Toyota has revealed that it will begin introducing two key safety features for its 2020 models. The first system shuts off the engine if it’s left idling for too long, while the other automatically engages park mode when the driver exits the vehicle without shifting it into park (thus preventing the car from rolling away).

According to Automotive News, Toyota will upgrade its current system, which issues a two-step alert to request the driver to turn off a long-idling engine, to one that automatically shuts off the engine at a predetermined interval with enhanced audible and visual warnings on its Smart Key system, depending on equipment. An additional warning delivered via the smartphone app will be introduced as well.

The announcement follows days after the automaker was criticised by Safety Research & Strategies for the number of carbon monoxide-related deaths attributable to the keyless ignition system in Toyota’s vehicles.

According to the vehicle and product safety company, at least 37 known deaths in the US have been linked to keyless ignition-related carbon monoxide poisoning. Founder Sean Kane said the numbers cited likely don’t include all such deaths.

Following Toyota’s announcement, Kane told Automotive News that it “is a positive announcement, and we’re glad to see it happen.
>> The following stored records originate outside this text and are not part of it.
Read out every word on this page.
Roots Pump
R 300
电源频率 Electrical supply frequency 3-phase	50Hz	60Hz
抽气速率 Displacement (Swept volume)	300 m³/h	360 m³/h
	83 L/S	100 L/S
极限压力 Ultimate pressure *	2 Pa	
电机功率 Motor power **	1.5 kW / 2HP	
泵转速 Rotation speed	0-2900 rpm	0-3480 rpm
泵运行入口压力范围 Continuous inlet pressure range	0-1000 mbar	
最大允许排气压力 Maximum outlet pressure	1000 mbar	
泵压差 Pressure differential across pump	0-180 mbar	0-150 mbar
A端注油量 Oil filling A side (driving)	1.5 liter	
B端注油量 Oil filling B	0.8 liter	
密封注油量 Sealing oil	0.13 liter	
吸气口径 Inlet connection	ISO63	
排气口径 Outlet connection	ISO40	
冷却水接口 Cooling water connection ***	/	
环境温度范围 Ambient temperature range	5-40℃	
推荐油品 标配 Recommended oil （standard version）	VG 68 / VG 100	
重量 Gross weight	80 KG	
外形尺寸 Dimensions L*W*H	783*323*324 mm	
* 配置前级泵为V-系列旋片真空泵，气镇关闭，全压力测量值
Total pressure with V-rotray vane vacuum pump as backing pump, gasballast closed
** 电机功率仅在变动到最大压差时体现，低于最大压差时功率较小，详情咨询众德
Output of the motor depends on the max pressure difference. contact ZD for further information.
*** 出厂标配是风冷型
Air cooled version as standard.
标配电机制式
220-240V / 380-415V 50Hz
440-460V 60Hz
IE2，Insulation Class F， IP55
But with that being said, they’re late to the game and there ar eno plans in that announcement to fix the vehicles that are already on the road.”

In response to that statement, a Toyota spokesman said: “The safety and security of our customers are top priorities, and we sympathise with anyone in an accident involving one of our vehicles. We are pleased to see the positive response to this proactive approach. We will continue to comply with all applicable standards now and in the future.”

The second safety system, which Toyota calls Automatic Park, will either shift the vehicle into park or apply the electronic emergency brake if the driver exits the car without shifting the automatic transmission in park.

A Toyota spokesperson said the feature is activated when the driver’s side door is opened and the driver’s seat belt is unbuckled and the brake is disengaged. Toyota did not say how long it planned to take to phase in the safety features across its line-up, and it’s unclear if the move will scale over globally.